Já estamos na metade de fevereiro e, por ora, a solução de alguns dos maiores entraves da infraestrutura capixaba - renovação do contrato da Ferrovia Centro Atlântica (que faz a ligação dos portos do Estado com o Brasil Central), viabilização da ferrovia até o Rio de Janeiro e as obras de ampliação e modernização da BR 262 - segue em compasso de espera. Claro que os status das negociações e dos encaminhamentos dentro da burocracia variam, mas ainda não há capítulo final em nenhuma das novelas.

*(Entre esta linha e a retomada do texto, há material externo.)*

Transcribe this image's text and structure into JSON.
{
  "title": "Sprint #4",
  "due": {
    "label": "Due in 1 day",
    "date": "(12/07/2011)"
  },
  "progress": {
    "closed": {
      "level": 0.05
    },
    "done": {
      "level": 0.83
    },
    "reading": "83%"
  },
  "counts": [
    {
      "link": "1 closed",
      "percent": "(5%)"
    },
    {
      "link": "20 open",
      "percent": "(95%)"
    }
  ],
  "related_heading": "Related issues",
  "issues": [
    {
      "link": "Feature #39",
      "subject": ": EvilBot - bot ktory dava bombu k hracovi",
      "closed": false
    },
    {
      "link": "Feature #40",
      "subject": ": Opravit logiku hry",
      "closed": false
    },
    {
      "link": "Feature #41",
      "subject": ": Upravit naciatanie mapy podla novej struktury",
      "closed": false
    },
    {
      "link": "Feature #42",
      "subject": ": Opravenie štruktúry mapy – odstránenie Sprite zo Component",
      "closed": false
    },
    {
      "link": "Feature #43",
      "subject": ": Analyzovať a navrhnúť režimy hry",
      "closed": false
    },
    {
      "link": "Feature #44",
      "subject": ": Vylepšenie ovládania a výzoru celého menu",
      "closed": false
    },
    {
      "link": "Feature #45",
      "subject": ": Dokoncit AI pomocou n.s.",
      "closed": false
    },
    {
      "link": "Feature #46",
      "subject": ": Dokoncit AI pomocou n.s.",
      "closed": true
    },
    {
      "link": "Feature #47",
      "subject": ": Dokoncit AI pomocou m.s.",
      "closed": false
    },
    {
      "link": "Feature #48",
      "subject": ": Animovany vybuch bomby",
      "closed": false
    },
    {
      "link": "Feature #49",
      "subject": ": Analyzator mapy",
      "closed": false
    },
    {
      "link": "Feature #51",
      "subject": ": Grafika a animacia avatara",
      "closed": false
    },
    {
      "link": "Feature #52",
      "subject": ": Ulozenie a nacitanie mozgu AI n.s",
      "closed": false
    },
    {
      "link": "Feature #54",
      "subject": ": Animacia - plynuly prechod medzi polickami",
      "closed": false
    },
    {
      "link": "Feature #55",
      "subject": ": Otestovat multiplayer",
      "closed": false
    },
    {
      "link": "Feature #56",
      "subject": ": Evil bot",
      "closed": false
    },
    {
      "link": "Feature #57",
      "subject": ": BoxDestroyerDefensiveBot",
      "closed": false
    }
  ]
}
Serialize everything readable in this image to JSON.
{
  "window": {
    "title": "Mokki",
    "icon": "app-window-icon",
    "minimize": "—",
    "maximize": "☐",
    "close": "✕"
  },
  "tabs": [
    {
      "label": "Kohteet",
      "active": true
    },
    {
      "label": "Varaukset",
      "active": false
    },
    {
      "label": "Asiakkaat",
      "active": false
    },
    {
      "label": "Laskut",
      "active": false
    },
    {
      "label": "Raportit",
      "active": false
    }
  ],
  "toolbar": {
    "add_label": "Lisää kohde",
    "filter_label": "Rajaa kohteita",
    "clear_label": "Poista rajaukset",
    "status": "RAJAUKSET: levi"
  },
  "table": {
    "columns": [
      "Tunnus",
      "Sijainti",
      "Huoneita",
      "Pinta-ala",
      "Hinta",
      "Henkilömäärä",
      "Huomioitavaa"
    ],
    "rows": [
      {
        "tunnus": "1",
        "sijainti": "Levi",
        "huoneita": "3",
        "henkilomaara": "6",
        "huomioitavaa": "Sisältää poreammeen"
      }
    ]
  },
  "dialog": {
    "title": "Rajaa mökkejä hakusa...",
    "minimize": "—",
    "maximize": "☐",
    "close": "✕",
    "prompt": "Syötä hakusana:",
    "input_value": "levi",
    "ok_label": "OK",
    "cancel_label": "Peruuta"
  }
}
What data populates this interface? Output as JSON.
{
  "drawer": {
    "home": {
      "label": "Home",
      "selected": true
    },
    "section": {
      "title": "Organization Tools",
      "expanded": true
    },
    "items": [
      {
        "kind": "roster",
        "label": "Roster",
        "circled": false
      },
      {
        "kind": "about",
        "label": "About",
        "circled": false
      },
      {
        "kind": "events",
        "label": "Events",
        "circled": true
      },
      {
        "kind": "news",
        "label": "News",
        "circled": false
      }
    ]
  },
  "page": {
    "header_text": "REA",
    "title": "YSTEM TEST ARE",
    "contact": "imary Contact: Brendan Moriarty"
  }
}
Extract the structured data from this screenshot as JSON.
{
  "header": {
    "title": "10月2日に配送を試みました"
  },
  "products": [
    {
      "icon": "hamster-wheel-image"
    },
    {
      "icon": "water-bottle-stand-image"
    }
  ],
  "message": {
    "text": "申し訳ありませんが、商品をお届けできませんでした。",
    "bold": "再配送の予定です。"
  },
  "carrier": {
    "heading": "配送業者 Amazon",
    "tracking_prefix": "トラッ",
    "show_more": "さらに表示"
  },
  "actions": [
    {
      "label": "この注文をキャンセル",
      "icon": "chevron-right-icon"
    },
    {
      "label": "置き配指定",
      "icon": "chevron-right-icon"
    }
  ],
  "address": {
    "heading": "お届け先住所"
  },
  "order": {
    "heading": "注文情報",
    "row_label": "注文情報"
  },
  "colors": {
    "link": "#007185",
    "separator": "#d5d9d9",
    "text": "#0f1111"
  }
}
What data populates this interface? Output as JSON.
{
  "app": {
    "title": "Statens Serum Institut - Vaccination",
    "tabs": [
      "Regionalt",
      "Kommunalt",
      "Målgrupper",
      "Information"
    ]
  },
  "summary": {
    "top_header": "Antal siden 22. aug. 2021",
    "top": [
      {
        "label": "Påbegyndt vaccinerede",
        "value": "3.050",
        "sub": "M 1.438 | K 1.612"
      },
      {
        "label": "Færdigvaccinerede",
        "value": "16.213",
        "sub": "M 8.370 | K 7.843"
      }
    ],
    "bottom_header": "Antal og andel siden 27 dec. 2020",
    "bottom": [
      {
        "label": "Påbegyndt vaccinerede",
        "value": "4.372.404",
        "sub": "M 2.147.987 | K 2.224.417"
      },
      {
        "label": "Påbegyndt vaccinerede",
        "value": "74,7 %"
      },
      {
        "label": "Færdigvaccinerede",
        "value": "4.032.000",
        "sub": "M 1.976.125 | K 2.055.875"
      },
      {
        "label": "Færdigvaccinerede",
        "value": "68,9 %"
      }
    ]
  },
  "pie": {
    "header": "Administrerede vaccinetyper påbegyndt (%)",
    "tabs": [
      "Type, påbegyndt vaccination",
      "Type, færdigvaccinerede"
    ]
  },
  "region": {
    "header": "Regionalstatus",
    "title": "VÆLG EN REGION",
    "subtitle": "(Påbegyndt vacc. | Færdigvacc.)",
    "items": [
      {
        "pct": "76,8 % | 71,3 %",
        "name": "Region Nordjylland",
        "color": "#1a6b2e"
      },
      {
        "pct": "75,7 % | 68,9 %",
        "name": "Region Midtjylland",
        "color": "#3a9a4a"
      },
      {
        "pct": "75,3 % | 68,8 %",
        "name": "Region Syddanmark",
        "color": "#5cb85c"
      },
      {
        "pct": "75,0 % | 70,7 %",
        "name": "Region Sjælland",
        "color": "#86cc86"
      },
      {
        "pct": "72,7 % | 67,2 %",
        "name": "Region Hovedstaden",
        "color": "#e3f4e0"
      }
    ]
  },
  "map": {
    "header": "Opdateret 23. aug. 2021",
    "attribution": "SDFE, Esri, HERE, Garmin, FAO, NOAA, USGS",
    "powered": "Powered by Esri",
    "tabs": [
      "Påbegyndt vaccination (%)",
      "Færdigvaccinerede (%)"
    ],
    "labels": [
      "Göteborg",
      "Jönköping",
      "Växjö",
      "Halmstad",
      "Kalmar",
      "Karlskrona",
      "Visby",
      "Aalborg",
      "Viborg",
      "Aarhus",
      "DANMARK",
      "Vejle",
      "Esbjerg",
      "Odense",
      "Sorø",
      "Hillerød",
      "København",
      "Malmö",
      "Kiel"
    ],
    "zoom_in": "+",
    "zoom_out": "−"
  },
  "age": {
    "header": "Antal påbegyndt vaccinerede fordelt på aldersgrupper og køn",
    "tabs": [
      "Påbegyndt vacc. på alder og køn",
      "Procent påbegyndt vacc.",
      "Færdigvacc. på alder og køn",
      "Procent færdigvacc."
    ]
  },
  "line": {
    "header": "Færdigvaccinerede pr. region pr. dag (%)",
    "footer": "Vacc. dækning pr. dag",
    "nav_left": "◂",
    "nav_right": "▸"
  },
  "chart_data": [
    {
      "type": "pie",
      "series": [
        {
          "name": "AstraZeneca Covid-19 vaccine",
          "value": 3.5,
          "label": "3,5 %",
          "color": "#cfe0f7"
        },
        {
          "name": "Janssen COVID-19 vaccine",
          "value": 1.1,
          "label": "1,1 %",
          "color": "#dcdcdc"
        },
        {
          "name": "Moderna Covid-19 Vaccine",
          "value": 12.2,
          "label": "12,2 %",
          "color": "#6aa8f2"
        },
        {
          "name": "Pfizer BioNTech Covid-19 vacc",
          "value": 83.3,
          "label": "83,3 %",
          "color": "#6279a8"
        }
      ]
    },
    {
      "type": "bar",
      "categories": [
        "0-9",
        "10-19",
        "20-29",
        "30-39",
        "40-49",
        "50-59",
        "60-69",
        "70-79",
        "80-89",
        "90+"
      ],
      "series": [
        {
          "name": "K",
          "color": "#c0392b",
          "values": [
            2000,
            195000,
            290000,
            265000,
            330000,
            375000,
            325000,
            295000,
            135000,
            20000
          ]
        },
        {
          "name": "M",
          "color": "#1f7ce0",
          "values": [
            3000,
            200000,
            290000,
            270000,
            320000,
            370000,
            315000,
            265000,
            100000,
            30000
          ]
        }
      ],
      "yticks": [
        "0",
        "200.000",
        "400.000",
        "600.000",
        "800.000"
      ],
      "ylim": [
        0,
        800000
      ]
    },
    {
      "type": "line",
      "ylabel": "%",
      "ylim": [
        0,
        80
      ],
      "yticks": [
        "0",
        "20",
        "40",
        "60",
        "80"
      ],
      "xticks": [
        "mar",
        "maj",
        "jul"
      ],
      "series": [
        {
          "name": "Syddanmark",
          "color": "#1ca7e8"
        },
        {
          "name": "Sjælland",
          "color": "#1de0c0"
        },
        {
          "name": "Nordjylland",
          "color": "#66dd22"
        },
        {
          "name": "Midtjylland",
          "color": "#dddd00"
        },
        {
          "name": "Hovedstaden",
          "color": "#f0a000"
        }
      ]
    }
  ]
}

A expectativa é de uma clareada no cenário, em todas as frentes, ainda nos primeiros seis meses de 2026.
A previsão original para a 262 era de que a primeira parte do projeto executivo, que compreende a Região Serrana do Espírito Santo, fosse concluída em janeiro. Reportagem de A Gazeta, assinada pelo repórter Vinicius Zagoto, mostrou, em 27 de janeiro, um projeto avançado, mas ainda não acabado. Sobre a licitação que definirá a empresa ou consórcio que tocará as obras, ninguém crava uma data. Outra interrogação reside nos recursos para financiar o projeto, que deve ficar na casa dos R$ 8 bilhões. O governo do Estado separou R$ 2,3 bi dos recursos recebidos como reparação pela tragédia de Mariana para a 262, os outros R$ 6 bi terão de vir do orçamento geral da União e de emendas parlamentares (principal aposta).
Sobre a FCA (Ferrovia Centro Atlântica), o processo de renovação com a atual concessionária, a VLI Logística, depois de muita negociação e estudos (está andando desde 2018), passou, no começo do ano, pelo Ministério dos Transportes, está na Agência Nacional de Transportes Terrestres (ANTT) e deve chegar ao Tribunal de Contas da União (TCU) até março. Como o contrato atual termina em julho, um aditivo será feito. Não há data exata para a conclusão dos trâmites burocráticos. Técnicos do Ministério dos Transportes disseram que os mais de R$ 30 bi que serão investidos ao longo dos próximos 30 anos irão mais para infraestrutura permanente (atendendo a uma reclamação feita também pelo governo do Espírito Santo lá atrás) do que para material rodante. A FCA faz a conexão de importantes regiões industriais e do agro do Brasil Central com o litoral. A estrutura chega aos portos capixabas por meio da Estrada de Ferro Vitória-Minas, em uma conexão feita na Grande Belo Horizonte. O grande pleito do Estado é a construção do contorno ferroviário de BH, o que, no argumento capixaba, daria mais velocidade e produtividade ao Corredor Leste da FCA, que deságua nos portos do Espírito Santo. Um estudo de viabilidade técnica e econômica está em curso para que a decisão de investimento seja tomada.
Por fim, a Estrada de Ferro 118, que ligará o Espírito Santo (Santa Leopoldina) ao Rio de Janeiro (Nova Iguaçu). A estrutura de 575 quilômetros, pelo litoral e conectando vários portos, está entre os projetos anunciados pelo governo federal que irão a leilão (para uma concessão à iniciativa privada) em 2026. A previsão é que o processo se dê até junho, mas não tem nada marcado. Trata-se de um investimento de mais de R$ 4 bilhões, que só sairá do papel com a entrada de recursos públicos e privados.. O projeto chama a atenção de investidores estrangeiros.
O ano é curto (de Copa do Mundo e eleições) e as demandas do Estado são grandes (e não podem esperar mais...). A ver onde tudo isso vai dar.